Consumer Pain, Housing Affordability, and Why Spending Persists
Despite weak employment data, consumers remain deeply pessimistic. Michigan consumer sentiment is far from the Kalshi prediction market's 65 threshold. The saving rate has dropped below 3.2% as families dig into savings to afford food and energy, a major election-year issue. Auto delinquency rates hit all-time highs for subprime and are approaching peaks for the overall market. But here's the twist: unlike 2008, auto delinquencies are rising faster than credit card delinquencies. Consumers are letting cars get repossessed because Uber and Lyft are ubiquitous, then using tax refunds and falling gas prices to pay down credit cards instead. Housing affordability is similarly grim. Existing home sales are stalled because homeowners face mortgages at double their current rate if they move.

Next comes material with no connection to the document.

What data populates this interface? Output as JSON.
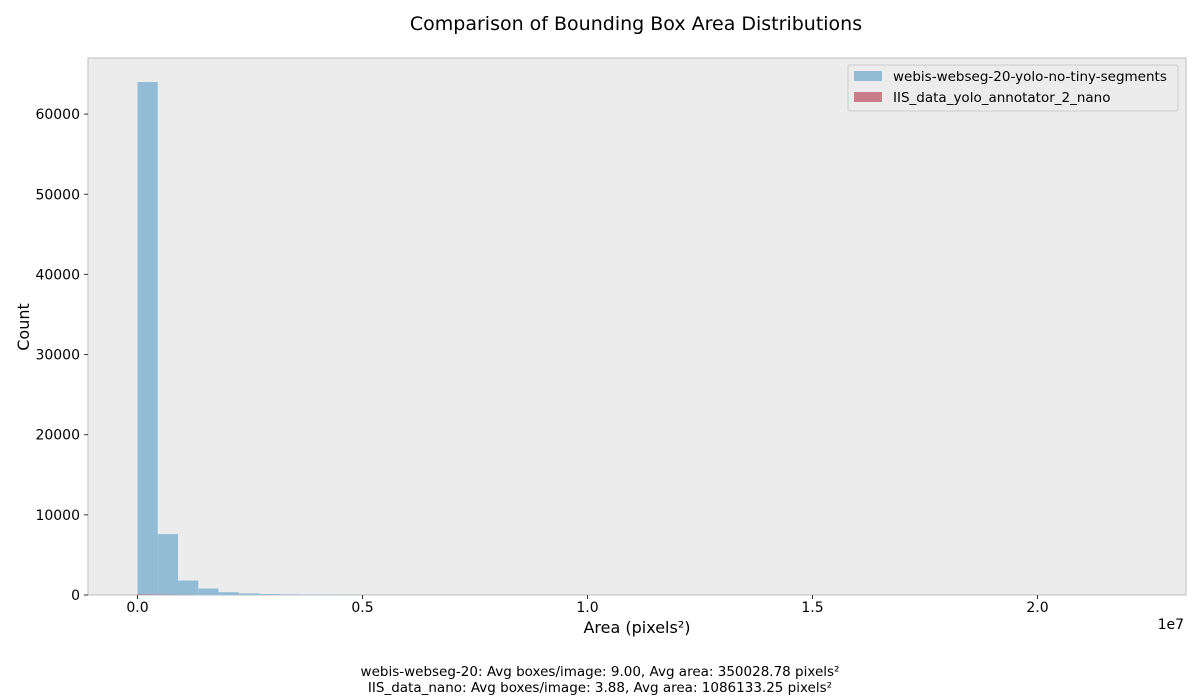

New home prices are falling modestly but not enough—builders aren't willing to cut hard. Mortgage predictions markets don't expect fixed rates below 5.75%, yet rates remain well above that and trending up. Yet despite all this consumer misery reflected in sentiment, actual consumption spending remains steady and non-recessionary. Wood attributes this to disproportionately higher income households still spending. She hints that if productivity gains from AI and technology compress prices enough, long-term rates could fall—as happened during the Industrial Revolution—finally unlocking housing affordability.

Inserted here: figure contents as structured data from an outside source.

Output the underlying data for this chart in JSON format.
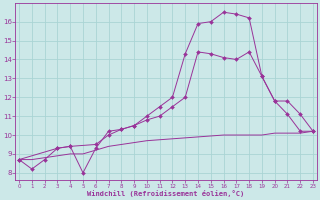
{
  "line1_x": [
    0,
    1,
    2,
    3,
    4,
    5,
    6,
    7,
    8,
    9,
    10,
    11,
    12,
    13,
    14,
    15,
    16,
    17,
    18,
    19,
    20,
    21,
    22,
    23
  ],
  "line1_y": [
    8.7,
    8.2,
    8.7,
    9.3,
    9.4,
    8.0,
    9.3,
    10.2,
    10.3,
    10.5,
    11.0,
    11.5,
    12.0,
    14.3,
    15.9,
    16.0,
    16.5,
    16.4,
    16.2,
    13.1,
    11.8,
    11.1,
    10.2,
    10.2
  ],
  "line2_x": [
    0,
    3,
    4,
    6,
    7,
    8,
    9,
    10,
    11,
    12,
    13,
    14,
    15,
    16,
    17,
    18,
    19,
    20,
    21,
    22,
    23
  ],
  "line2_y": [
    8.7,
    9.3,
    9.4,
    9.5,
    10.0,
    10.3,
    10.5,
    10.8,
    11.0,
    11.5,
    12.0,
    14.4,
    14.3,
    14.1,
    14.0,
    14.4,
    13.1,
    11.8,
    11.8,
    11.1,
    10.2
  ],
  "line3_x": [
    0,
    1,
    2,
    3,
    4,
    5,
    6,
    7,
    8,
    9,
    10,
    11,
    12,
    13,
    14,
    15,
    16,
    17,
    18,
    19,
    20,
    21,
    22,
    23
  ],
  "line3_y": [
    8.7,
    8.7,
    8.8,
    8.9,
    9.0,
    9.0,
    9.2,
    9.4,
    9.5,
    9.6,
    9.7,
    9.75,
    9.8,
    9.85,
    9.9,
    9.95,
    10.0,
    10.0,
    10.0,
    10.0,
    10.1,
    10.1,
    10.1,
    10.2
  ],
  "color": "#993399",
  "bg_color": "#cce8e8",
  "grid_color": "#aad4d4",
  "xlabel": "Windchill (Refroidissement éolien,°C)",
  "xlabel_color": "#993399",
  "xticks": [
    0,
    1,
    2,
    3,
    4,
    5,
    6,
    7,
    8,
    9,
    10,
    11,
    12,
    13,
    14,
    15,
    16,
    17,
    18,
    19,
    20,
    21,
    22,
    23
  ],
  "yticks": [
    8,
    9,
    10,
    11,
    12,
    13,
    14,
    15,
    16
  ],
  "ylim": [
    7.6,
    17.0
  ],
  "xlim": [
    -0.3,
    23.3
  ]
}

Manufacturing Revival and AI Capital Spending Breaking Out
Manufacturing is gathering momentum and appears to be moving up nicely, though Wood notes some of the strength may reflect inventory building ahead of tariff uncertainty or the Iran war. The more structural story is AI capital spending, which has broken out of a 40-year pattern where capital spending peaked at roughly the same level repeatedly. Now it's accelerating sharply, and Wood believes this is just the beginning of a revolution that will reshape every company and industry as AI converges with other technologies. Year-over-year real tech spending growth is very powerful and moving the economic needle. Token pricing—the cost per million tokens—has dropped 17%, suggesting operators are becoming more efficient with language model utilization. Wood doesn't see this derailing the AI cycle; instead, optimization helps it. The trade deficit widened as imports outpaced exports, which concerns Trump, but Wood notes the flip side: the capital surplus, with foreign direct investment flowing into the US attracted by new tax policies and full depreciation incentives. These flows fund exactly the kind of AI and manufacturing infrastructure growth she's tracking.